Because the TINA protocol offers more advantages than IPsec, it is the main protocol that is used for VPN connections between Barracuda CloudGen Firewalls. IPsec is only used for VPN tunnels between CloudGen Firewalls and a system from a different manufacturer.
The Barracuda CloudGen Firewall offers most of the advanced VPN features of the Barracuda CloudGen Firewall based on our proprietary TINA VPN protocol.
- Modified initial handshake improving denial-of-service protection for X.509 certificate based authentication.
- Multiple encapsulation transports: ESP, UDP, TCP, TCP/UDP hybrid mode or routing (no encapsulation).
- Heartbeat monitoring and fast failover support.
- Continuous bandwidth and throughput evaluation.
- Immunity to NAT devices or proxies (HTTPS, SOCKS) between two tunnel endpoints.
Creating TINA Site-to-Site VPN Tunnels
To connect two networks protected by CloudGen Firewalls, TINA Site-to-Site VPN tunnels are used. An active Site-to-Site TINA VPN tunnel transparently connects the published networks.
For more information, see How to Create a TINA VPN Tunnel between CloudGen Firewalls.
Example of TINA Tunnel Variations
Using different connection objects for the access rule matching the VPN traffic can control if and how the VPN network is visible from the other side of the VPN tunnel.

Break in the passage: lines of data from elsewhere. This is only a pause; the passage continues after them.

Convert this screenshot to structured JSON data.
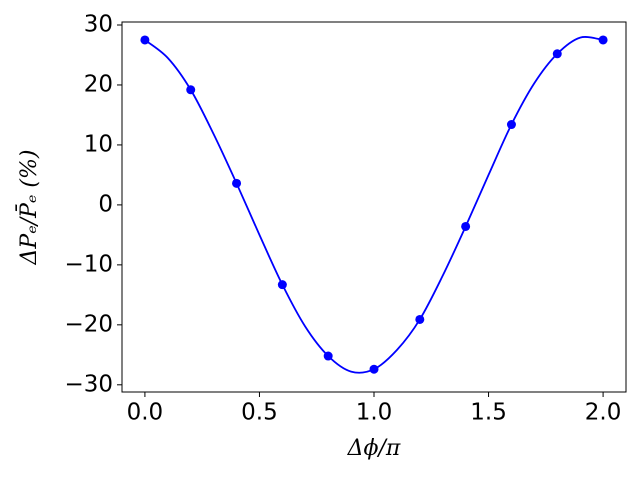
{
  "chart_data": {
    "type": "scatter",
    "xlabel": "Δϕ/π",
    "ylabel": "ΔPₑ/P̄ₑ (%)",
    "points": {
      "color": "#0000ff",
      "x": [
        0,
        0.2,
        0.4,
        0.6,
        0.8,
        1.0,
        1.2,
        1.4,
        1.6,
        1.8,
        2.0
      ],
      "y": [
        27.5,
        19.2,
        3.6,
        -13.3,
        -25.2,
        -27.4,
        -19.1,
        -3.6,
        13.4,
        25.2,
        27.5
      ]
    },
    "curve": {
      "color": "#0000ff",
      "x": [
        0,
        0.1,
        0.2,
        0.3,
        0.4,
        0.5,
        0.6,
        0.7,
        0.8,
        0.9,
        1.0,
        1.1,
        1.2,
        1.3,
        1.4,
        1.5,
        1.6,
        1.7,
        1.8,
        1.9,
        2.0
      ],
      "y": [
        27.5,
        24.5,
        19.2,
        11.8,
        3.6,
        -5,
        -13.3,
        -20.3,
        -25.2,
        -27.8,
        -27.4,
        -24.2,
        -19.1,
        -11.8,
        -3.6,
        5,
        13.4,
        20.3,
        25.2,
        27.9,
        27.5
      ]
    },
    "xlim": [
      -0.1,
      2.1
    ],
    "ylim": [
      -31.2,
      30.5
    ],
    "xticks": [
      {
        "value": 0,
        "label": "0.0"
      },
      0.5,
      {
        "value": 1,
        "label": "1.0"
      },
      1.5,
      {
        "value": 2,
        "label": "2.0"
      }
    ],
    "yticks": [
      {
        "value": -30,
        "label": "−30"
      },
      {
        "value": -20,
        "label": "−20"
      },
      {
        "value": -10,
        "label": "−10"
      },
      0,
      10,
      20,
      30
    ]
  }
}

For more information, see Examples for TINA VPN Tunnels.
TINA Tunnel Settings
There are many settings and parameters for configuring TINA VPN tunnels. The TINA Tunnel settings include a description for each setting and configuration option.
For more information, see TINA Tunnel Settings.

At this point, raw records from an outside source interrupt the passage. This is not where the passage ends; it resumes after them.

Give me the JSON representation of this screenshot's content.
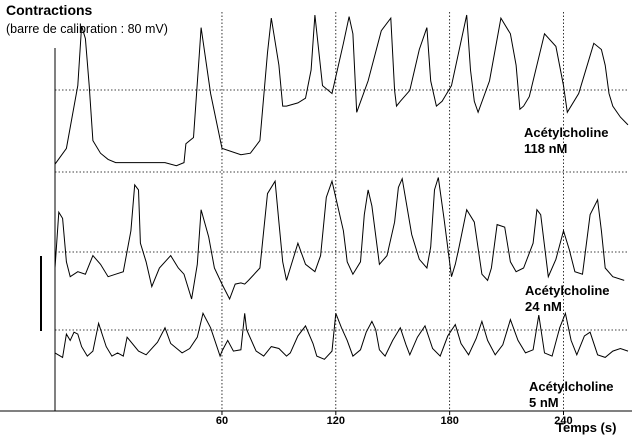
{
  "chart_data": {
    "type": "line",
    "title": "Contractions",
    "subtitle": "(barre de calibration : 80 mV)",
    "xlabel": "Temps (s)",
    "xlim": [
      -28,
      274
    ],
    "xticks": [
      60,
      120,
      180,
      240
    ],
    "grid": true,
    "series": [
      {
        "name": "Acétylcholine 118 nM",
        "label_lines": [
          "Acétylcholine",
          "118 nM"
        ],
        "x": [
          -28,
          -22,
          -16,
          -14,
          -12,
          -10,
          -8,
          -4,
          0,
          4,
          10,
          20,
          30,
          36,
          40,
          41,
          45,
          48,
          49,
          54,
          60,
          70,
          75,
          80,
          84,
          86,
          90,
          92,
          94,
          100,
          104,
          107,
          109,
          113,
          118,
          124,
          127,
          129,
          131,
          137,
          144,
          149,
          151,
          152,
          154,
          159,
          164,
          168,
          170,
          173,
          176,
          181,
          189,
          191,
          193,
          195,
          201,
          207,
          212,
          215,
          217,
          219,
          222,
          230,
          236,
          240,
          242,
          248,
          256,
          260,
          262,
          264,
          266,
          270,
          274
        ],
        "y": [
          0.05,
          0.15,
          0.55,
          0.93,
          0.85,
          0.55,
          0.2,
          0.12,
          0.08,
          0.06,
          0.06,
          0.06,
          0.06,
          0.04,
          0.06,
          0.18,
          0.22,
          0.74,
          0.92,
          0.5,
          0.15,
          0.11,
          0.12,
          0.2,
          0.76,
          0.98,
          0.68,
          0.42,
          0.42,
          0.44,
          0.47,
          0.65,
          1.0,
          0.55,
          0.5,
          0.82,
          0.99,
          0.88,
          0.38,
          0.58,
          0.9,
          0.98,
          0.52,
          0.42,
          0.45,
          0.52,
          0.78,
          0.92,
          0.58,
          0.42,
          0.45,
          0.55,
          1.0,
          0.65,
          0.45,
          0.38,
          0.58,
          0.98,
          0.88,
          0.68,
          0.4,
          0.42,
          0.48,
          0.88,
          0.8,
          0.55,
          0.38,
          0.5,
          0.82,
          0.78,
          0.68,
          0.5,
          0.42,
          0.35,
          0.3
        ]
      },
      {
        "name": "Acétylcholine 24 nM",
        "label_lines": [
          "Acétylcholine",
          "24 nM"
        ],
        "x": [
          -28,
          -26,
          -24,
          -22,
          -20,
          -16,
          -12,
          -8,
          -4,
          0,
          4,
          8,
          12,
          14,
          16,
          17,
          20,
          23,
          27,
          33,
          37,
          40,
          44,
          47,
          49,
          53,
          56,
          60,
          64,
          67,
          70,
          72,
          74,
          80,
          84,
          88,
          90,
          92,
          94,
          98,
          100,
          104,
          109,
          112,
          115,
          118,
          124,
          126,
          129,
          133,
          135,
          137,
          139,
          143,
          147,
          151,
          153,
          155,
          160,
          164,
          168,
          170,
          172,
          174,
          177,
          181,
          183,
          185,
          189,
          193,
          197,
          200,
          202,
          205,
          209,
          212,
          215,
          219,
          224,
          226,
          228,
          232,
          236,
          240,
          243,
          246,
          250,
          254,
          258,
          260,
          262,
          266,
          272
        ],
        "y": [
          0.25,
          0.7,
          0.65,
          0.3,
          0.18,
          0.22,
          0.2,
          0.35,
          0.28,
          0.18,
          0.2,
          0.22,
          0.55,
          0.92,
          0.88,
          0.45,
          0.3,
          0.1,
          0.25,
          0.35,
          0.25,
          0.2,
          0.0,
          0.28,
          0.72,
          0.5,
          0.25,
          0.12,
          0.0,
          0.12,
          0.13,
          0.12,
          0.15,
          0.25,
          0.85,
          0.95,
          0.62,
          0.3,
          0.15,
          0.35,
          0.45,
          0.28,
          0.22,
          0.35,
          0.82,
          0.95,
          0.55,
          0.3,
          0.2,
          0.3,
          0.68,
          0.88,
          0.75,
          0.28,
          0.35,
          0.62,
          0.9,
          0.97,
          0.52,
          0.32,
          0.25,
          0.42,
          0.88,
          0.98,
          0.65,
          0.18,
          0.28,
          0.42,
          0.72,
          0.62,
          0.2,
          0.15,
          0.25,
          0.6,
          0.58,
          0.3,
          0.22,
          0.25,
          0.45,
          0.72,
          0.68,
          0.18,
          0.32,
          0.55,
          0.4,
          0.22,
          0.2,
          0.68,
          0.8,
          0.55,
          0.25,
          0.18,
          0.15
        ]
      },
      {
        "name": "Acétylcholine 5 nM",
        "label_lines": [
          "Acétylcholine",
          "5 nM"
        ],
        "x": [
          -28,
          -24,
          -22,
          -20,
          -18,
          -16,
          -14,
          -11,
          -8,
          -5,
          -1,
          2,
          5,
          8,
          10,
          16,
          20,
          26,
          30,
          33,
          39,
          43,
          47,
          50,
          54,
          59,
          60,
          63,
          66,
          70,
          72,
          73,
          78,
          82,
          86,
          90,
          94,
          96,
          100,
          104,
          108,
          110,
          114,
          118,
          120,
          123,
          126,
          129,
          133,
          136,
          139,
          141,
          143,
          146,
          150,
          154,
          157,
          159,
          163,
          167,
          171,
          175,
          179,
          183,
          186,
          190,
          194,
          197,
          200,
          204,
          208,
          212,
          216,
          220,
          224,
          227,
          230,
          234,
          238,
          241,
          244,
          247,
          251,
          254,
          258,
          262,
          266,
          270,
          274
        ],
        "y": [
          0.35,
          0.28,
          0.65,
          0.55,
          0.68,
          0.65,
          0.45,
          0.3,
          0.38,
          0.82,
          0.45,
          0.3,
          0.35,
          0.3,
          0.6,
          0.38,
          0.32,
          0.52,
          0.75,
          0.5,
          0.35,
          0.42,
          0.6,
          0.98,
          0.75,
          0.3,
          0.38,
          0.55,
          0.38,
          0.4,
          0.98,
          0.72,
          0.38,
          0.3,
          0.45,
          0.42,
          0.3,
          0.35,
          0.62,
          0.78,
          0.5,
          0.3,
          0.25,
          0.38,
          0.98,
          0.75,
          0.55,
          0.3,
          0.4,
          0.68,
          0.85,
          0.72,
          0.4,
          0.3,
          0.55,
          0.75,
          0.48,
          0.32,
          0.6,
          0.78,
          0.42,
          0.3,
          0.62,
          0.8,
          0.5,
          0.32,
          0.58,
          0.85,
          0.55,
          0.32,
          0.48,
          0.88,
          0.55,
          0.35,
          0.4,
          0.95,
          0.35,
          0.3,
          0.75,
          0.98,
          0.55,
          0.32,
          0.62,
          0.68,
          0.32,
          0.28,
          0.38,
          0.42,
          0.38
        ]
      }
    ]
  }
}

SD-WAN is the logical layer used to manage multiple parallel VPN tunnels (transports) in one VPN tunnel configuration. SD-WAN also handles load balancing, fail-over, and traffic routing for all transports of the VPN tunnel. Switching between different transports is completely transparent to the user.

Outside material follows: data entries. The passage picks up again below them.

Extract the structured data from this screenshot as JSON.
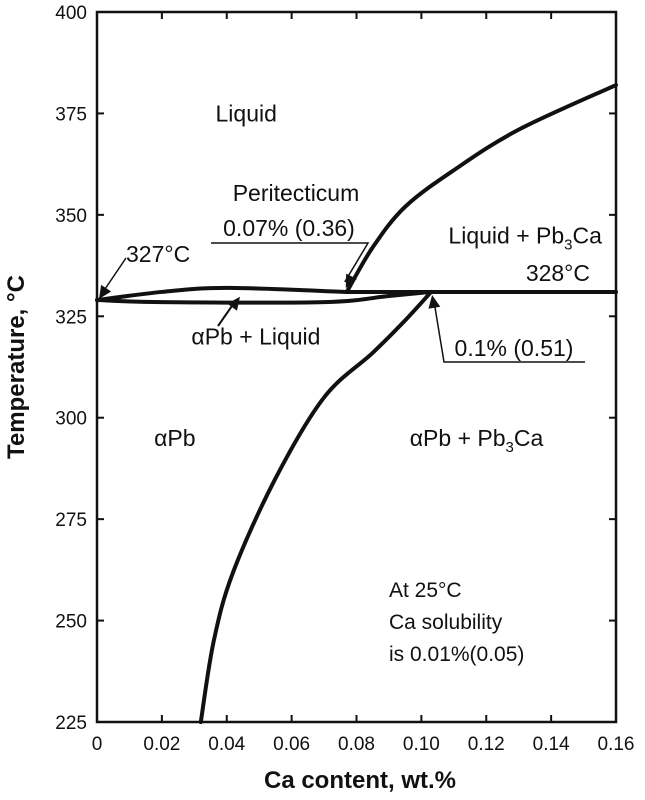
{
  "chart_data": {
    "type": "line",
    "title": "",
    "xlabel": "Ca content, wt.%",
    "ylabel": "Temperature, °C",
    "xlim": [
      0,
      0.16
    ],
    "ylim": [
      225,
      400
    ],
    "x_ticks": [
      "0",
      "0.02",
      "0.04",
      "0.06",
      "0.08",
      "0.10",
      "0.12",
      "0.14",
      "0.16"
    ],
    "y_ticks": [
      "225",
      "250",
      "275",
      "300",
      "325",
      "350",
      "375",
      "400"
    ],
    "grid": false,
    "lines": [
      {
        "id": "liquidus_pb3ca",
        "points": [
          [
            0.077,
            331
          ],
          [
            0.085,
            342
          ],
          [
            0.095,
            352
          ],
          [
            0.11,
            361
          ],
          [
            0.13,
            371
          ],
          [
            0.16,
            382
          ]
        ]
      },
      {
        "id": "peritectic_isotherm",
        "points": [
          [
            0.077,
            331
          ],
          [
            0.103,
            331
          ],
          [
            0.16,
            331
          ]
        ]
      },
      {
        "id": "liquidus_alpha",
        "points": [
          [
            0,
            329
          ],
          [
            0.02,
            331
          ],
          [
            0.04,
            332
          ],
          [
            0.077,
            331
          ]
        ]
      },
      {
        "id": "solidus_alpha",
        "points": [
          [
            0,
            329
          ],
          [
            0.02,
            328.5
          ],
          [
            0.07,
            328.5
          ],
          [
            0.09,
            330
          ],
          [
            0.103,
            331
          ]
        ]
      },
      {
        "id": "solvus",
        "points": [
          [
            0.103,
            331
          ],
          [
            0.095,
            324
          ],
          [
            0.085,
            316
          ],
          [
            0.07,
            305
          ],
          [
            0.055,
            285
          ],
          [
            0.042,
            262
          ],
          [
            0.036,
            245
          ],
          [
            0.032,
            225
          ]
        ]
      }
    ],
    "regions": [
      {
        "label": "Liquid",
        "x": 0.046,
        "y": 373
      },
      {
        "label": "αPb + Liquid",
        "x": 0.049,
        "y": 318
      },
      {
        "label": "αPb",
        "x": 0.024,
        "y": 293
      },
      {
        "label": "αPb + Pb",
        "sub": "3",
        "suffix": "Ca",
        "x": 0.117,
        "y": 293
      },
      {
        "label": "Liquid + Pb",
        "sub": "3",
        "suffix": "Ca",
        "x": 0.132,
        "y": 343
      }
    ],
    "annotations": {
      "peritectic_title": "Peritecticum",
      "peritectic_comp": "0.07% (0.36)",
      "eutectic_left_temp": "327°C",
      "isotherm_temp": "328°C",
      "solubility_max": "0.1% (0.51)",
      "room_temp_note": [
        "At 25°C",
        "Ca solubility",
        "is 0.01%(0.05)"
      ]
    }
  }
}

For more information, see SD-WAN.
WAN Optimization reduces the amount of traffic sent through the tunnel by using deduplication. This means that the same data does not have to be sent repeatedly over the WAN since it is cached and delivered from the local cache of the branch site instead. In the beginning of the data transfer, the first system creates hashes for chunks of the TCP stream. This information, instead of the data, is sent to the other system. If the same data chunk has been transferred previously, the data can be found in the dictionary of the peer. Bandwidth is saved because only the reference must be transferred. If the peer recognizes that the data is not available, it sends a request for the RAW data from the first system to integrate this information into its own dictionary. The chunk size is 512 bytes. This is a hardcoded value that cannot be changed.